Cambridgeshire Police Federation has welcomed a new report highlighting the progress the police service has made in its response to crimes against women and girls.
Her Majesty’s Inspectorate of Constabulary and Fire & Rescue Services (HMICFRS) has published an interim report into how effectively the police engage with women and girls.
It said there was an epidemic of offending against women and girls with an estimated 1.6 million women in England and Wales experiencing domestic abuse in the 12 months to March 2020.
But HMICFRS said it was not just down to the police to tackle the problem and called for fundamental system-wide reform with agencies such as the Crown Prosecution Service, health, social care and education getting involved.
Cambridgeshire Police Federation chair Liz Groom said: “This report stresses the need for a partnership approach. It is simply wrong for everyone to expect the police to be solely responsible. There are other agencies which have to work with us to ensure that we effectively respond to these types of crime and properly support victims.”
After reviewing the evidence, the inspectorate has recommended that transformation of the whole system is needed, including:
- The Government, police, criminal justice system and public sector should immediately and unequivocally commit to prioritising the response to violence against women and girls, supported by sufficient funding and mandated responsibilities;
- The police should make the relentless pursuit and disruption of perpetrators a national priority, and their capability and capacity to do this should be enhanced; and
- Funding and structures should be put in place to ensure victims receive tailored and consistent support.
Her Majesty’s Inspector of Constabulary Zoë Billingham said: “We are living during a national epidemic of violence against women and girls. The prevalence and range of offending and harm is stark and shocking.
“We are clear that the police have made great progress over the last decade against a backdrop of greater demand, and we want forces to maintain this momentum and build on these improvements.
“But there is still evidence of inconsistent support for victims and low prosecution rates.
“Offending against women and girls is deep-rooted and pervasive in our society. Urgent action is needed to uproot and address this and police cannot solve this alone. There must be a seamless approach to preventing and tackling violence against women and girls across the whole system, including education, local authorities, health, social care and those from across the criminal justice system – with all agencies working together.
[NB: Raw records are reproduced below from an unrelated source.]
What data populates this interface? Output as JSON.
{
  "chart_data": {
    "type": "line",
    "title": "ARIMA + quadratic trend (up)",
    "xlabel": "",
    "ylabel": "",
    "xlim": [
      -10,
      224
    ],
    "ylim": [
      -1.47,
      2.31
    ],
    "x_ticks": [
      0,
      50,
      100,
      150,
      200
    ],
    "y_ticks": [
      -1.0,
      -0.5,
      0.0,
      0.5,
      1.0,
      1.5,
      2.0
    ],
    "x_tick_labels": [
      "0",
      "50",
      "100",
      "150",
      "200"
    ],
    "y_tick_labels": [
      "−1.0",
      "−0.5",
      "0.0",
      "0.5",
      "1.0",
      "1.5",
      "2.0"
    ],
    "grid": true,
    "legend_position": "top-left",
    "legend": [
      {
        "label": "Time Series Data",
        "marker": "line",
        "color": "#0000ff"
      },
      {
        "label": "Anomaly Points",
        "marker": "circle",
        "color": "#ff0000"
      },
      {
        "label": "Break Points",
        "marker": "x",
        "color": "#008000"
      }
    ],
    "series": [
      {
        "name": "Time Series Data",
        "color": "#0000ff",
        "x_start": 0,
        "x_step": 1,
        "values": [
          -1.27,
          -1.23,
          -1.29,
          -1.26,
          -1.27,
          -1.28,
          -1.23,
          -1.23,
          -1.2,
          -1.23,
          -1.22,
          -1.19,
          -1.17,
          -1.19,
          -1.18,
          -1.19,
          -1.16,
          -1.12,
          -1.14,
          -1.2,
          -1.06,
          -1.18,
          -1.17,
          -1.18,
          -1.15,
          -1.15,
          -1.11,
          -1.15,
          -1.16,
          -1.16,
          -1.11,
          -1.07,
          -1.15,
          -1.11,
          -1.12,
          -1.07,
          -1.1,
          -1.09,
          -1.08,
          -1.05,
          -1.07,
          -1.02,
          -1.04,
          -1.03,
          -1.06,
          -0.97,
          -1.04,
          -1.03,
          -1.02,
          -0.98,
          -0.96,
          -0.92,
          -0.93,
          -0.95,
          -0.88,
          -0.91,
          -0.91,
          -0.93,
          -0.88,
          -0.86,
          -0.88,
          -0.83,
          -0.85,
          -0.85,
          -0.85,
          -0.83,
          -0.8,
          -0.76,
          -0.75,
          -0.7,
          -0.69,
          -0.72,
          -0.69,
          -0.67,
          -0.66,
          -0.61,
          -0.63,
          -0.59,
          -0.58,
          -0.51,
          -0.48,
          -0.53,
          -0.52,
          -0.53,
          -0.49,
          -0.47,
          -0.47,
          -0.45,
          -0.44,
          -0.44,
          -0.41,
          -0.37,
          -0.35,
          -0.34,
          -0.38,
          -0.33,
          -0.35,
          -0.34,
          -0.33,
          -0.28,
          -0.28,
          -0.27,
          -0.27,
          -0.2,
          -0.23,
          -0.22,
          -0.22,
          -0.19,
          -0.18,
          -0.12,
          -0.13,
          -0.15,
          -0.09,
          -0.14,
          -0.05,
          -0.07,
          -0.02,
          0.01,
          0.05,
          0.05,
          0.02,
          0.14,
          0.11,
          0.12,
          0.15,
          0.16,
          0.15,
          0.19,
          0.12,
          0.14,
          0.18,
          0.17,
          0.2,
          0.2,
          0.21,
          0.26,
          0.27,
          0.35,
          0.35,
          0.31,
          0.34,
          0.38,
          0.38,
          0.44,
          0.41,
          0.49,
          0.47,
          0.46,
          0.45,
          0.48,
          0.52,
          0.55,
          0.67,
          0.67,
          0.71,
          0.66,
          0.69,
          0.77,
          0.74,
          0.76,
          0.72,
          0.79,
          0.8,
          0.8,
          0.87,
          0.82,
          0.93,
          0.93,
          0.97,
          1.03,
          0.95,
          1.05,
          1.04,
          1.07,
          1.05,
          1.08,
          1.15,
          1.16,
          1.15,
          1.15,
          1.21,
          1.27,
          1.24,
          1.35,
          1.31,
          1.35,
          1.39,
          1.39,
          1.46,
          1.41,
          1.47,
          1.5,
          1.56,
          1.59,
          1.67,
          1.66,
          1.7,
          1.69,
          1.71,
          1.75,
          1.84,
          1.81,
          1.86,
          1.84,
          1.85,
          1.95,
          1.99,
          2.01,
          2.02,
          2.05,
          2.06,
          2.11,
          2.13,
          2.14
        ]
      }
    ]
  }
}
“A radical and immediate change in approach is needed, supported by sustained funding and mandated responsibilities, potentially through a new statutory framework. We need to end violence against women and girls by preventing it, supporting victims, and bringing perpetrators to justice with the full force of police powers and the law.
John Apter, national chair of the Police Federation, said police officers should not face anger from victims for the failings of other agencies and called on other sectors to step up and play their part.
He explained: “This isn’t something that can be solved overnight, or by just recruiting more officers. It’s a complex issue that demands time, attention, and money.”
The inspectorate’s findings are from its interim report, released now to help inform the Government’s violence against women and girls strategy, with its final report to be published in September.